Крестьяне Медынского уезда славились своей смекалкой и умением всякие дела делать. Давным-давно, когда еще промышленные предприятия по России были слабы и хилы, как всходы осени, выросшие на не удобренной почве и из неважных зерен, крестьяне были вынуждены обеспечивать себя всем тем, чем со временем стали их снабжать фабрики и заводы. Валенки, кожаные сапоги, армяки (в общем всякая одежда), сани, телеги и прочая хозяйственная утварь, столь необходимая в крестьянстве, делалась ими самими. Но вместе с тем каждая деревня в отдельности славилась чем-либо особенным. Так, мужики из Кременска были известны по всей округе как удалые, способные плотники, адуевские парни – были спецами по части поделки колес и саней, логачевцы задавали тон в выделке кож и пошиве сапог.
Шли годы. Но тяга к тому ремеслу, что передавалась из поколения в поколение в крестьянских семьях, в крестьянских общинах, оставалась надолго, как оставались своеобразные черты в характере особого мужицкого сословия.
Георгий Балакин, родившийся в деревне Логачево, в крестьянской семье в 1911 году, переживший падение царской империи и зарождение нового уклада, как и следовало ожидать, впитал в себя от своих родителей – людей прошлого – любовь к кропотливому физическому труду, а от нового времени – размах души и полет фантазии. Его и самостоятельная жизнь началась с того, что он в 1927 году начал трудиться на кожевенном заводе в Медыни (завод тогда располагался на территории нынешнего льнозавода), и тогда же, увлекаемый течением новой жизни, стал Георгий комсомольцем.
Быть комсомольцем было не просто. Само по себе званье комсомольца никакой материальной выгоды не приносило, но времени забирало свободного уйму.

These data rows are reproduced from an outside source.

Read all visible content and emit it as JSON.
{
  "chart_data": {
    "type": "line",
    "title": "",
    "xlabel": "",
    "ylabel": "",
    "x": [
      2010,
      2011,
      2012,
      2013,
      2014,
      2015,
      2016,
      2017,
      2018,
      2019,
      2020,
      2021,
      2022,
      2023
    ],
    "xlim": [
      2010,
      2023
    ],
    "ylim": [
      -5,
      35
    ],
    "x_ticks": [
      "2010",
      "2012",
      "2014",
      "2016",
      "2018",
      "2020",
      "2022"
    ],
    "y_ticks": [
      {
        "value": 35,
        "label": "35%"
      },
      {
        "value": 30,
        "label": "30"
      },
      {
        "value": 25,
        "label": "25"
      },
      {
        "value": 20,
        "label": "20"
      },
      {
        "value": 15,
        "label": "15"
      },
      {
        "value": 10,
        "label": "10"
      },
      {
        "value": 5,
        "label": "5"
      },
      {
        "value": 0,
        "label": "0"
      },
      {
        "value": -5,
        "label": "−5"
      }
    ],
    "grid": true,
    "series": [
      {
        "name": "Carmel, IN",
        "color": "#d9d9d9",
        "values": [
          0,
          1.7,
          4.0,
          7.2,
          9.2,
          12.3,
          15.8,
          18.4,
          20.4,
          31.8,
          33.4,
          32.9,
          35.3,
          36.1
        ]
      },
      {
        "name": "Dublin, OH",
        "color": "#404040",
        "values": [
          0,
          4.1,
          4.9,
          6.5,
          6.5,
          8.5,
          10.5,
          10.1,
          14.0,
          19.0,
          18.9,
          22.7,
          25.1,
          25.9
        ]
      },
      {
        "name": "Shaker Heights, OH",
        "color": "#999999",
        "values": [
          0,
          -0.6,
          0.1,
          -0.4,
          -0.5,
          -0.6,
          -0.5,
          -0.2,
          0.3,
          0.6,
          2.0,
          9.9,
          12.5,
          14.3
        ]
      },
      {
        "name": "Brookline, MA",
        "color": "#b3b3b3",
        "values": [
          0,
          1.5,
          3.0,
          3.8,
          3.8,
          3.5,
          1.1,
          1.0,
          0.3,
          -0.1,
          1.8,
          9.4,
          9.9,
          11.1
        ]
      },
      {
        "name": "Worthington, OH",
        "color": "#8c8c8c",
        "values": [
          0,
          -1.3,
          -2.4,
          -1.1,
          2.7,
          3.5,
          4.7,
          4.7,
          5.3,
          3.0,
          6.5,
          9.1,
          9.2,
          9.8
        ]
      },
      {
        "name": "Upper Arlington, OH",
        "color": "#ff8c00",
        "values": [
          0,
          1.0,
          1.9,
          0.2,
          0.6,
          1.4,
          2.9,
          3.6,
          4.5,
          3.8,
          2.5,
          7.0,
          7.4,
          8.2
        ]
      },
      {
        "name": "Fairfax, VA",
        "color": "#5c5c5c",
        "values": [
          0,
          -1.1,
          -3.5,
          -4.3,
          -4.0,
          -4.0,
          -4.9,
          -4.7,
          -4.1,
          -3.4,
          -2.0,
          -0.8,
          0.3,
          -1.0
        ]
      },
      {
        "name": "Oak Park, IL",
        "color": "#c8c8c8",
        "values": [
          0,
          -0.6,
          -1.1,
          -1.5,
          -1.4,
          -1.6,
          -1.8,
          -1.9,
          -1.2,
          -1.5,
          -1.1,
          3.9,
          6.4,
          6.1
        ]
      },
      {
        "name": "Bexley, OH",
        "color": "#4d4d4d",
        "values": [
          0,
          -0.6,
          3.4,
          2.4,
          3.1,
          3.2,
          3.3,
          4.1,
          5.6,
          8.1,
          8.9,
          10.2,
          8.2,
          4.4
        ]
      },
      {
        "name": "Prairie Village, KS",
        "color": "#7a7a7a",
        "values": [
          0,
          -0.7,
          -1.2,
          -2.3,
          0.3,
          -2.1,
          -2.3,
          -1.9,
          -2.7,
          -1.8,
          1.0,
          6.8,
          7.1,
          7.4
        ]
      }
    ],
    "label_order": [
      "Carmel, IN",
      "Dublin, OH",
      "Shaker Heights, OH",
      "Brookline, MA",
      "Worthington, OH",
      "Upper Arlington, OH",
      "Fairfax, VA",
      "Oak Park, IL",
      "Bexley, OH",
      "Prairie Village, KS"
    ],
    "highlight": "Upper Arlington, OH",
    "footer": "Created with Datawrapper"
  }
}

А если учесть, что отец и направил сына в город лишь с той целью, как бы деньжонок иметь побольше, то и совсем становится понятно, каково было 16-летнему мальчишке оправдывать свой поступок перед отцом. Доводов идеологического порядка отец и слышать не хотел, а часто в ответ на них шел в сени, брал кнут и применял его с таким остервенением по отношению к «непутному» сыну, как и к тощей своей лошаденке, когда та выбивалась из сил на полосе или дороге. Уйти из дома Григорий не мог: почтение к отцу и матери (такое сильное у людей его поколения) не позволяло это ему сделать.